MITRE ATT&CK Mapping
| Tactic | Technique ID | Technique Name |
|---|---|---|
| Initial Access | T1190 | Exploit Public-Facing Application |
| Execution | T1059 | Command and Scripting Interpreter |
| Privilege Escalation | T1068 | Exploitation for Privilege Escalation |
| Persistence | T1547 | Boot or Logon Autostart Execution |
| Command & Control | T1071 | Application Layer Protocol |
Detection & Monitoring Guidance
Log Sources to Monitor
- Router HTTP access logs
- Embedded web server error logs
- System crash or watchdog logs
- Network IDS/IPS logs
Indicators of Exploitation
- Repeated long HTTP POST requests
- Abnormally large parameter values
- Router reboots without configuration changes
- Unexpected outbound traffic from router
- New listening services on non-standard ports
Example Detection Rules
HTTP Anomaly Detection
- Alert on POST requests exceeding normal parameter length
- Alert on repeated requests to configuration endpoints from external IPs
Network-Based Detection
- Flag outbound connections initiated by router to unknown external hosts
- Detect command-and-control style beaconing from router IP
Behavioral Indicators
- Router CPU usage spikes
- Sudden configuration resets
- DNS hijacking behavior
Payload Characteristics
While exact exploit payloads vary, they generally include:
- Padding to reach return address
- Overwritten return pointer
- Embedded shellcode or command execution chain
- Optional reverse shell instructions
Payloads are typically delivered as HTTP form parameters or JSON fields.
Proof-of-Concept Status
- Public proof-of-concept exploit code has been reported for these issues
- Exploits are suitable for automation
- Low technical skill required once exploit is weaponized
Mitigation & Remediation
Immediate Actions
- Disable remote management on WAN interfaces
- Restrict router management access to trusted IP ranges
- Monitor outbound traffic from router devices
Official Patch Information
Tenda has released firmware updates addressing these vulnerabilities.

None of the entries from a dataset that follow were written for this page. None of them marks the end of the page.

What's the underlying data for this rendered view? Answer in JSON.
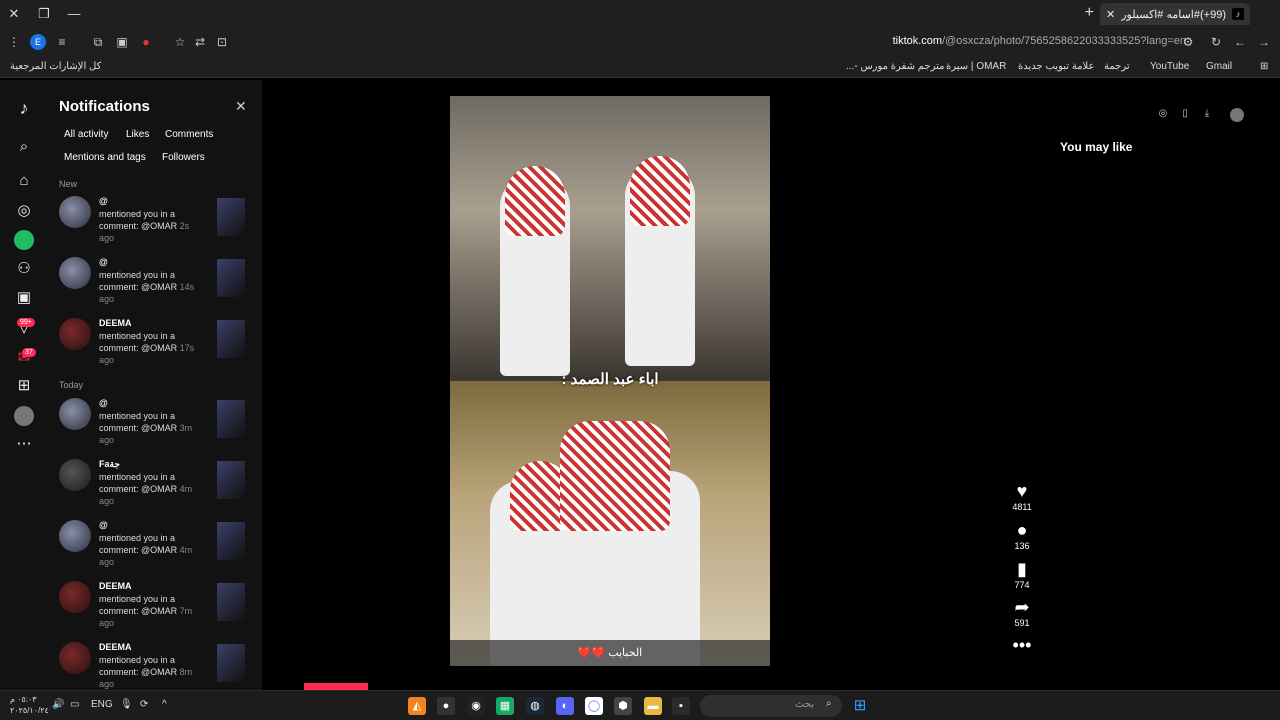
{
  "browser": {
    "tab_title": "(99+)#اسامه #اكسبلور #ترند #...",
    "tab_icon": "tiktok-icon",
    "url_domain": "tiktok.com",
    "url_path": "/@osxcza/photo/7565258622033333525?lang=en",
    "bookmarks": [
      "Gmail",
      "YouTube",
      "ترجمة",
      "علامة تبويب جديدة",
      "OMAR | سيرة",
      "مترجم شفرة مورس -...",
      "كل الإشارات المرجعية"
    ]
  },
  "nav": {
    "badge_inbox": "99+",
    "badge_messages": "37"
  },
  "notifications": {
    "title": "Notifications",
    "filters": [
      "All activity",
      "Likes",
      "Comments",
      "Mentions and tags",
      "Followers"
    ],
    "sections": {
      "new": "New",
      "today": "Today"
    },
    "items": [
      {
        "name": "@",
        "text": "mentioned you in a comment: @OMAR",
        "ago": "2s ago",
        "avatar": "blue"
      },
      {
        "name": "@",
        "text": "mentioned you in a comment: @OMAR",
        "ago": "14s ago",
        "avatar": "blue"
      },
      {
        "name": "DEEMA",
        "text": "mentioned you in a comment: @OMAR",
        "ago": "17s ago",
        "avatar": "red"
      },
      {
        "name": "@",
        "text": "mentioned you in a comment: @OMAR",
        "ago": "3m ago",
        "avatar": "blue"
      },
      {
        "name": "Faجة",
        "text": "mentioned you in a comment: @OMAR",
        "ago": "4m ago",
        "avatar": "dark"
      },
      {
        "name": "@",
        "text": "mentioned you in a comment: @OMAR",
        "ago": "4m ago",
        "avatar": "blue"
      },
      {
        "name": "DEEMA",
        "text": "mentioned you in a comment: @OMAR",
        "ago": "7m ago",
        "avatar": "red"
      },
      {
        "name": "DEEMA",
        "text": "mentioned you in a comment: @OMAR",
        "ago": "8m ago",
        "avatar": "red"
      }
    ]
  },
  "post": {
    "overlay_text": "اباء عبد الصمد :",
    "caption": "الحبايب ❤️❤️",
    "likes": "4811",
    "comments": "136",
    "saves": "774",
    "shares": "591"
  },
  "sidebar": {
    "heading": "You may like"
  },
  "taskbar": {
    "search_placeholder": "بحث",
    "lang": "ENG",
    "time": "٠٥:٠٣ م",
    "date": "٢٠٢٥/١٠/٢٤"
  },
  "colors": {
    "accent": "#fe2c55",
    "background": "#000000",
    "panel": "#121212"
  }
}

Users should only apply firmware obtained directly from Tenda’s official support website for the specific router model and hardware revision.
Firmware updates:
- Add proper input length validation
- Replace unsafe memory functions
- Harden web management services
Business & User Impact
If exploited, these vulnerabilities can lead to:
- Complete loss of network confidentiality
- Credential theft across the LAN
- Malware propagation
- Legal and compliance exposure
Final Takeaway
These vulnerabilities represent a critical security risk and should be treated as a top-priority remediation item. Internet-exposed routers running vulnerable firmware are at high risk of automated exploitation and mass compromise.
Patch immediately. If patching is not possible, isolate or replace the affected device.